SECURITIES AND EXCHANGE COMMISSION

Washington, D.C. 20549

 

 

 

FORM S-8

REGISTRATION STATEMENT

Under

The Securities Act of 1933

  

 

 

TILE SHOP HOLDINGS, INC.

(Exact name of registrant as specified in its charter)

 

 

Delaware       45-5538095
(State or other jurisdiction
of incorporation)
     

(IRS Employer

Identification No.)

 

14000 Carlson Parkway, Plymouth, Minnesota 55441 

(Address of principal executive offices, including ZIP code)

 

 

 

  2012 Omnibus Award Plan

(Full title of the plan)

 

 

 

 Robert A. Rucker
Chief Executive Officer
Tile Shop Holdings, Inc.
14000 Carlson Parkway
Plymouth, Minnesota 55441
(763) 852-2901
(Name, address, including zip code, and telephone number,
including area code, of agent for service)
with a copy to:
John R. Houston, Esq.
Fredrikson & Byron, P.A.
200 South Sixth Street
Suite 4000
Minneapolis, Minnesota 55402
(612) 492-7000

  

Indicate by check mark whether the registrant is a large accelerated filer, an accelerated filer, a non-accelerated filer, or a smaller reporting company. See the definitions of “large accelerated filer,” “accelerated filer,” and “smaller reporting company” in Rule 12b-2 of the Exchange Act. (Check one):

 

Large accelerated filer ¨   Accelerated filer  T
Non-accelerated filer   ¨   (Do not check if a smaller reporting company) Smaller reporting company  ¨

 

 
 

CALCULATION OF REGISTRATION FEE

 

Title of Each Class of Securities to be Registered

Amount

to be

Registered (1)

Proposed Maximum Offering Price

per Share

Proposed Maximum Aggregate Offering Price Amount of Registration Fee
Common Stock, par value $0.0001 per share, issuable pursuant to 2012 Omnibus Award Plan 2,500,000 (2)(3) $28.60 (4) $71,500,000 $9,752.60 (5)

 

  

(1) Represents additional shares issuable under the Registrant’s 2012 Equity Award Plan, renamed the 2012 Omnibus Award Plan (the “2012 Plan”).
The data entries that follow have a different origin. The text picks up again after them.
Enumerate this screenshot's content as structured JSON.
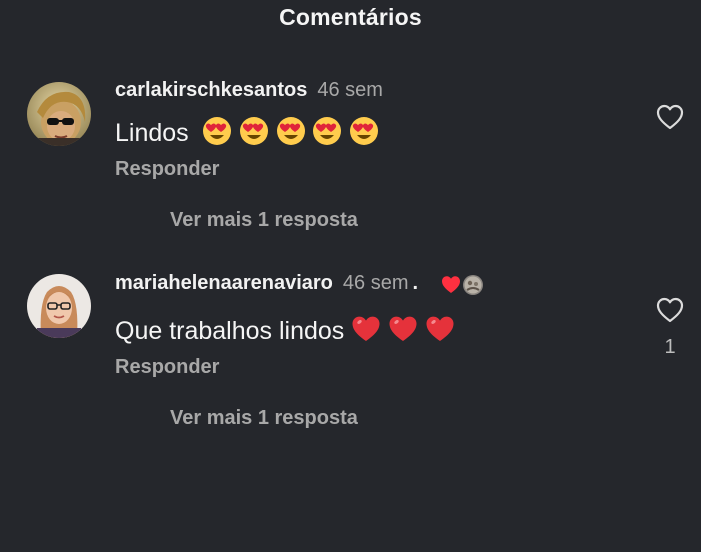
{
  "header": {
    "title": "Comentários"
  },
  "comments": [
    {
      "username": "carlakirschkesantos",
      "time": "46 sem",
      "text": "Lindos",
      "emojis": [
        "heart-eyes",
        "heart-eyes",
        "heart-eyes",
        "heart-eyes",
        "heart-eyes"
      ],
      "reply_label": "Responder",
      "more_replies_label": "Ver mais 1 resposta",
      "like_count": ""
    },
    {
      "username": "mariahelenaarenaviaro",
      "time": "46 sem",
      "dot": ".",
      "text": "Que trabalhos lindos",
      "emojis": [
        "red-heart",
        "red-heart",
        "red-heart"
      ],
      "reply_label": "Responder",
      "more_replies_label": "Ver mais 1 resposta",
      "like_count": "1"
    }
  ],
  "colors": {
    "background": "#25272c",
    "text_primary": "#f5f5f5",
    "text_secondary": "#a8a8a8",
    "heart_red": "#ff3040"
  }
}
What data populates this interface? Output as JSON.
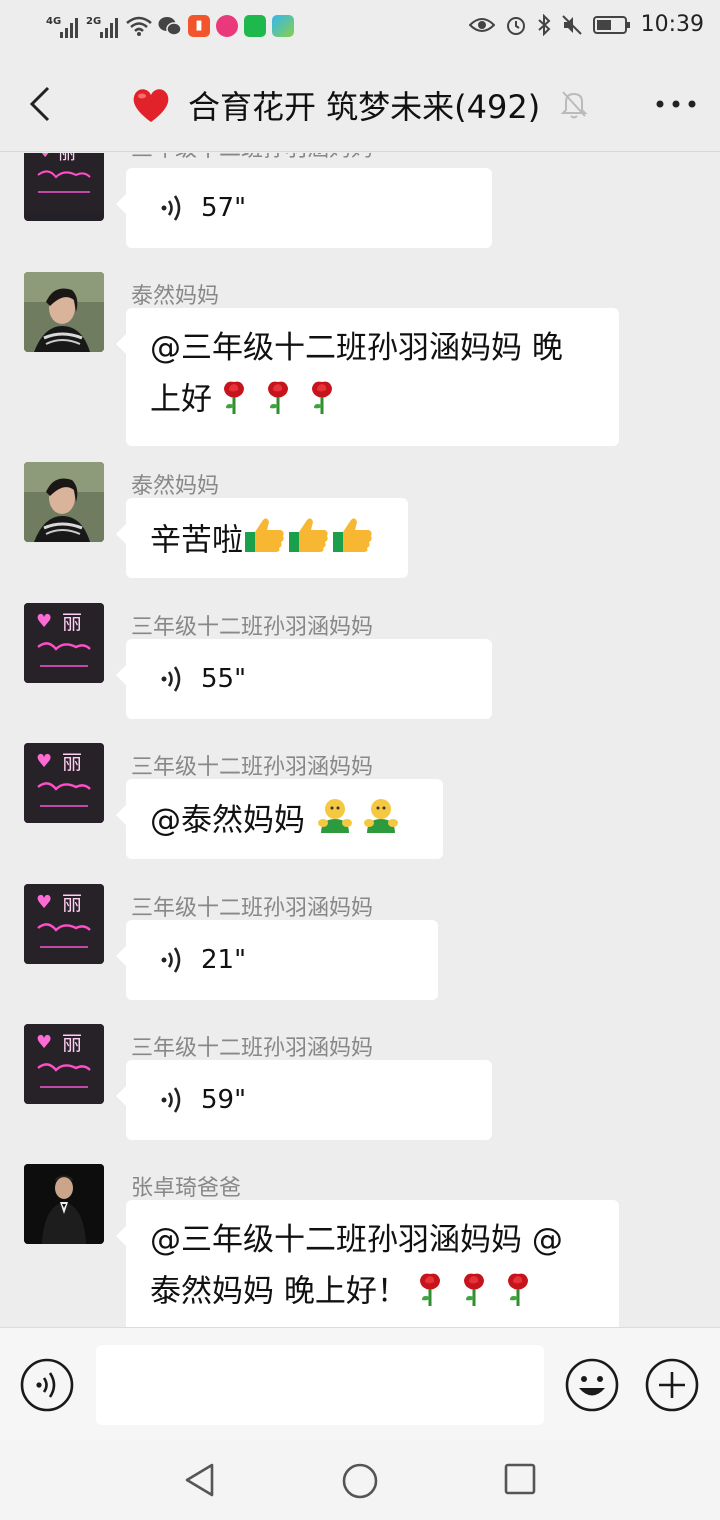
{
  "status_bar": {
    "signal_1_label": "4G",
    "signal_2_label": "2G",
    "time": "10:39",
    "icons": [
      "signal-4g-icon",
      "signal-2g-icon",
      "wifi-icon",
      "wechat-icon",
      "listen-app-icon",
      "podcast-app-icon",
      "iqiyi-app-icon",
      "video-app-icon",
      "eye-icon",
      "alarm-icon",
      "bluetooth-icon",
      "mute-icon",
      "battery-icon"
    ]
  },
  "header": {
    "title": "合育花开 筑梦未来(492)",
    "heart_color": "#e2222a"
  },
  "messages": [
    {
      "sender": "三年级十二班孙羽涵妈妈",
      "type": "voice",
      "duration": "57\""
    },
    {
      "sender": "泰然妈妈",
      "type": "text",
      "text_line1": "@三年级十二班孙羽涵妈妈  晚",
      "text_line2": "上好"
    },
    {
      "sender": "泰然妈妈",
      "type": "text",
      "text": "辛苦啦"
    },
    {
      "sender": "三年级十二班孙羽涵妈妈",
      "type": "voice",
      "duration": "55\""
    },
    {
      "sender": "三年级十二班孙羽涵妈妈",
      "type": "text",
      "text": "@泰然妈妈  "
    },
    {
      "sender": "三年级十二班孙羽涵妈妈",
      "type": "voice",
      "duration": "21\""
    },
    {
      "sender": "三年级十二班孙羽涵妈妈",
      "type": "voice",
      "duration": "59\""
    },
    {
      "sender": "张卓琦爸爸",
      "type": "text",
      "text_line1": "@三年级十二班孙羽涵妈妈 @",
      "text_line2": "泰然妈妈  晚上好！"
    }
  ],
  "avatar_text": {
    "neon_main": "丽"
  },
  "input": {
    "placeholder": ""
  },
  "colors": {
    "background": "#ededed",
    "bubble": "#ffffff",
    "sender_text": "#888888"
  }
}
(2) Pursuant to Rule 416(a) of the Securities Act of 1933, as amended, this Registration Statement shall also cover any additional shares of the Registrant’s common stock, par value $0.0001 per share (the “Common Stock”), that become issuable under the 2012 Plan by reason of any stock dividend, stock split, recapitalization or other similar transaction effected without receipt of consideration that increases the number of the Registrant’s outstanding shares of Common Stock.

(3) Represents shares of Common Stock reserved for future issuance under the 2012 Plan.

(4) Estimated in accordance with Rule 457(c) and (h) solely for the purpose of computing the registration fee based upon $28.60, the average of the high and low prices per share of Common Stock reported on Nasdaq on July 19, 2013.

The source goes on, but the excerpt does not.